I also picked up the complete Mass Effect series on the Xbox for five dollars, most of it covered by rewards points I’d been sitting on, and started poking around. BioWare’s Dragon Age is my favorite series for story, with Skyrim and Fallout close behind, but I’d somehow never touched Mass Effect. From what I hear it’s a lot like Dragon Age with the fantasy swapped out for science fiction, which sounds exactly like my kind of thing.

Cooked

I made a big pot of leek and potato soup out of that CSA haul I wrote about last week. This is a soup I can make with my eyes closed, and like the stone soup in the old story it’s a fine excuse to use up whatever odds and ends of vegetables and mushrooms are loitering in the fridge. Every batch comes out a little different from the last, and I’ve yet to make one I didn’t love.

Noticed

Tiki Taco Tuesday is in full swing again, and I’m glad to have my summer Tuesday evenings spoken for through the season. The tacos are good and the tropical drinks are better, with a fresh Rum School lesson most weeks for anyone who wants to actually learn something.

Eric, a bearded man in glasses and a colorful tiki-print shirt, smiles as he holds up a green ceramic mug shaped like a snarling anglerfish, its toothy mouth open and a small lit lure dangling on a stalk out front, a wooden straw poking from the top. Behind him a dim bar is lined with shelves of liquor bottles, strings of colored lights, and a glowing cluster of round lamps overhead.
Tiki Taco Tuesday, in the correct uniform. The Creature from the Black Lagoon mugs are waiting their turn.
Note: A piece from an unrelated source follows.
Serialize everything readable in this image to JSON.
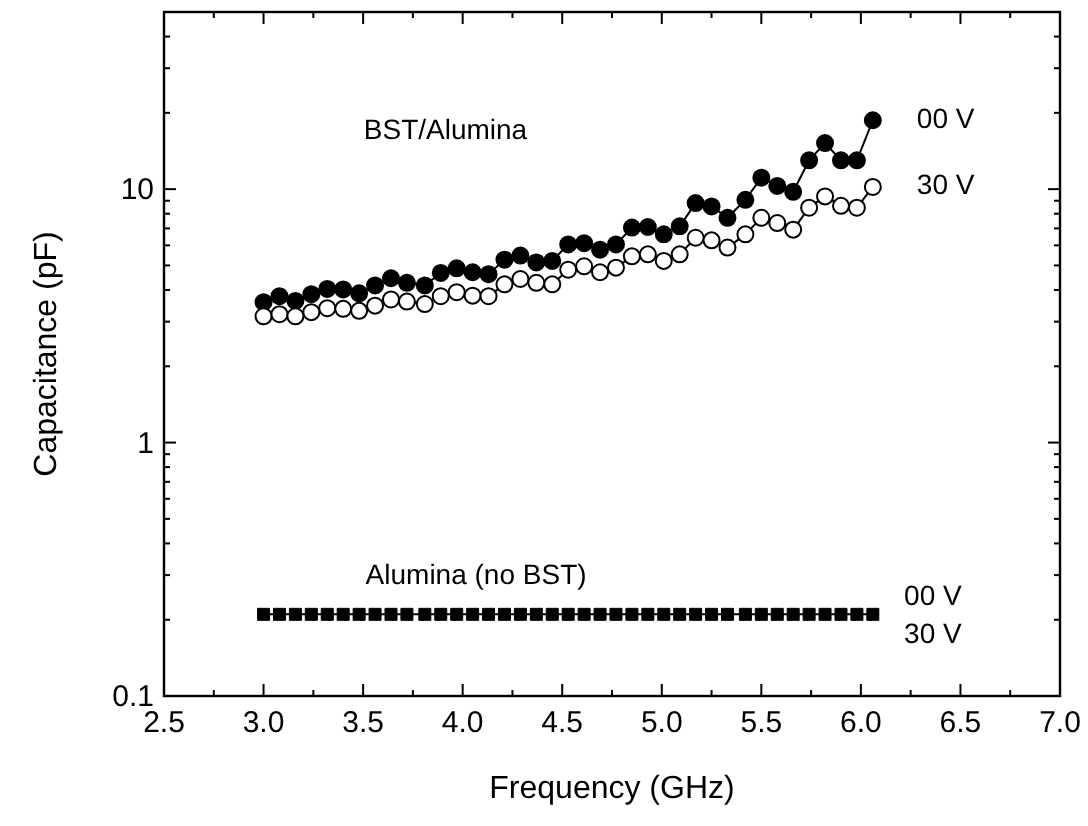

A grey-and-white cat with green eyes and a pink nose reclines against a folded cream blanket on a bed, one white paw tucked forward, looking straight at the camera in warm low light.
Piglet, being his usual couch gremlin.

Thinking About

I’m still working on getting my work and life back into a better balance. It isn’t out of control, and it’s honestly probably healthier than it was at the old job, but I want to settle into a rhythm that leaves room for all the things I like to do outside of work. It’s been far too long since I kept a steady release schedule on my Random Recipe Project videos, for one. LocallyGrown is more responsible for that than the day job is, though it all runs together in the end. There are only so many hours in a day.

What’s Next

A few days in Austin, in the office to meet people face to face, tour some labs, and absorb as much as I can while I’m there. I booked a hotel within walking distance of the office and deliberately picked one with no nightlife anywhere near it, so there’s nothing to do but focus on why I came.